Fall brings a change in the surrounding vegetation that softens the landscape beautifully.
Winter visits have their own appeal. A light snow on the granite buildings and the surrounding mountains creates a genuinely striking scene, though some areas of the complex may be less accessible during icy conditions.
The site opens at 8 AM most days, and arriving early on a weekday almost guarantees a quiet, solitary experience that feels entirely different from a busy weekend afternoon.
Comfortable walking shoes are essential because the paths follow natural terrain and can be uneven in places. Bringing water is a smart move, especially in summer, and keeping an eye out for wildlife at all times is just part of the deal when visiting a location inside an active wildlife refuge.
The combination of free admission, stunning natural scenery, and a century of history makes this one of the most rewarding stops in all of southwest Oklahoma for visitors who enjoy the unexpected.
Why This Place Stays With You Long After You Leave
There are destinations that check boxes and destinations that change the way you think about a place. The Holy City of the Wichitas firmly belongs in the second category.
The combination of sincere faith, genuine craftsmanship, wild nature, and deep community history creates something that is difficult to categorize and even harder to forget.
The site carries a 4.7-star rating across more than 2,300 reviews, which speaks to how consistently it delivers on its unusual promise. Visitors who arrive skeptical often leave surprised by how moved they feel, not necessarily in a religious sense, but in the way that any encounter with something truly committed and beautifully made tends to move people.

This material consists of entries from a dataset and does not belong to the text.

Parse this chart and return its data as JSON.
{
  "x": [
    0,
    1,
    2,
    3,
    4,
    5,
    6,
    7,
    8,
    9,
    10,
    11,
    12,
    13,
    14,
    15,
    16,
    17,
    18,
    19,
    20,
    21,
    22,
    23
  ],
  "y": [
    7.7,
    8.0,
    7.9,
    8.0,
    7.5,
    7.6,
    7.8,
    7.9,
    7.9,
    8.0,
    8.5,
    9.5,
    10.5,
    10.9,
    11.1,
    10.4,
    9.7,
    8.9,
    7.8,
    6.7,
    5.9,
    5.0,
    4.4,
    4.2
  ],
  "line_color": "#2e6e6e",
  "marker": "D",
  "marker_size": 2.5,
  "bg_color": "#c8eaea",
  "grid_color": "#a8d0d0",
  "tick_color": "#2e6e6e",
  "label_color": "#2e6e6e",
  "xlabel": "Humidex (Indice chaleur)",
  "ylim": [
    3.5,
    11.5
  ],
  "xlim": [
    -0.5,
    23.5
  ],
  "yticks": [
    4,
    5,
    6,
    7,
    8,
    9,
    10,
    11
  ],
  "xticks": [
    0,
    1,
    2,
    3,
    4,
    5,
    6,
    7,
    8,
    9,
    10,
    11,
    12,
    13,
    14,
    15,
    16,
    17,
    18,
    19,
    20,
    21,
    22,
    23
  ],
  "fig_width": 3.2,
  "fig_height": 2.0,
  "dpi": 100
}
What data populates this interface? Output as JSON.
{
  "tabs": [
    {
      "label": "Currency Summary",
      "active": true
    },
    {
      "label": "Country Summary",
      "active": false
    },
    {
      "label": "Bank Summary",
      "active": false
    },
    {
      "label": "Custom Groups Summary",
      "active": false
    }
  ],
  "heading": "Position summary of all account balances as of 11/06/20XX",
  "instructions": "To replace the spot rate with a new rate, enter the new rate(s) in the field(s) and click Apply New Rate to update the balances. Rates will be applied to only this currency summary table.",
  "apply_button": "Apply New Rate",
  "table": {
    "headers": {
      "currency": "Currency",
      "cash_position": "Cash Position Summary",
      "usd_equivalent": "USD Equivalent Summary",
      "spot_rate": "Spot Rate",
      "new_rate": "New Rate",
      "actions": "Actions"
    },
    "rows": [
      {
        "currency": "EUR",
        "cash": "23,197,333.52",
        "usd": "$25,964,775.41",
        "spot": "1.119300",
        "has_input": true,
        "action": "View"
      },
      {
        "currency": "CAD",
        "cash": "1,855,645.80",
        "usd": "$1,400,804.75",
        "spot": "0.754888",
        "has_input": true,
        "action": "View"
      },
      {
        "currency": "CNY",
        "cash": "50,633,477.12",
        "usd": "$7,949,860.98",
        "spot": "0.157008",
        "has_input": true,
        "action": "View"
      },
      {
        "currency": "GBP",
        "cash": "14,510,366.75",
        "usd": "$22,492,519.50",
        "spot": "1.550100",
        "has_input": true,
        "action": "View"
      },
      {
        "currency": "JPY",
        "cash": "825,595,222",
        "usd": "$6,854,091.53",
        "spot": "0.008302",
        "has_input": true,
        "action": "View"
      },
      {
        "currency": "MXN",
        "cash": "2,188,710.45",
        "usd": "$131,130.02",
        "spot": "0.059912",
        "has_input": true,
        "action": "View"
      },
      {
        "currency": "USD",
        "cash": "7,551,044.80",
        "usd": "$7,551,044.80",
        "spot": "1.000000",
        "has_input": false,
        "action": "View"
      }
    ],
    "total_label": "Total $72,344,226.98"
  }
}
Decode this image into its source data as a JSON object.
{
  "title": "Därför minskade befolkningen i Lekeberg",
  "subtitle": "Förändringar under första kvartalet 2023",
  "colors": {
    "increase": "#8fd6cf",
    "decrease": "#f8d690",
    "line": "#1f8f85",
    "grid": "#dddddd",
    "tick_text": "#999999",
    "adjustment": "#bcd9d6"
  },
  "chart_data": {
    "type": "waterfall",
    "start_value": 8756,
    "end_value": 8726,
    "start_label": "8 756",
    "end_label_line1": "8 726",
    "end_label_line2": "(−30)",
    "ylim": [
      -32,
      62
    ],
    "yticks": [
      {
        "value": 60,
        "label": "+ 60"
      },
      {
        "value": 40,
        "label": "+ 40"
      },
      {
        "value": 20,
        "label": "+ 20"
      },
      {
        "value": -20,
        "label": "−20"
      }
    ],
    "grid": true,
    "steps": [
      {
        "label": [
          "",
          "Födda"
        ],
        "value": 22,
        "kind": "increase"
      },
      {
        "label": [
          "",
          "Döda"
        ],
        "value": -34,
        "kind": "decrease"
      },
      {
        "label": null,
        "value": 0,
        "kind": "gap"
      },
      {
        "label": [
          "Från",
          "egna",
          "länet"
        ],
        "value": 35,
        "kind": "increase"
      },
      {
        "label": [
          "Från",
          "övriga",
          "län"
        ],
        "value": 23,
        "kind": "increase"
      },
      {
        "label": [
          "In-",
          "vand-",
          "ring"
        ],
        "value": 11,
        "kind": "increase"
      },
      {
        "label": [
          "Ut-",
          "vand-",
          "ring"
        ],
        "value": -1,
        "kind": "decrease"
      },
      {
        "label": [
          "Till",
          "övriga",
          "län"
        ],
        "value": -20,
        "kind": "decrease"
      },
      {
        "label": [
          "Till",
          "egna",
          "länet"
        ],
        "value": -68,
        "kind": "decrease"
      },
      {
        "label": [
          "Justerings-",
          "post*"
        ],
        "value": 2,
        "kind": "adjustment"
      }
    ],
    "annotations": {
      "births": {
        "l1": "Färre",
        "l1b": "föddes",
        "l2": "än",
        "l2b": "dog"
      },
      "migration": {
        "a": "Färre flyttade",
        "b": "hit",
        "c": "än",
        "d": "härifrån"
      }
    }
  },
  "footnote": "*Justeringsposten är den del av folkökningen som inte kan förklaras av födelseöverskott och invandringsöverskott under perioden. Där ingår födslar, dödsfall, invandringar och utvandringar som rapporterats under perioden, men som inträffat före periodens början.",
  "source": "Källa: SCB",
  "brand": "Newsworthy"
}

The fact that this place exists at all, that a community in southwestern Oklahoma decided to spend a century building and maintaining a stone replica of Jerusalem inside a wildlife refuge, is remarkable by any measure. The ringing of the chapel bell across the open landscape, the sight of bison moving through ancient-looking stone streets, and the stillness of a quiet morning on the grounds all add up to something that earns its reputation many times over.
This is the kind of place that makes you want to call someone the moment you get back to your car and tell them they absolutely need to go.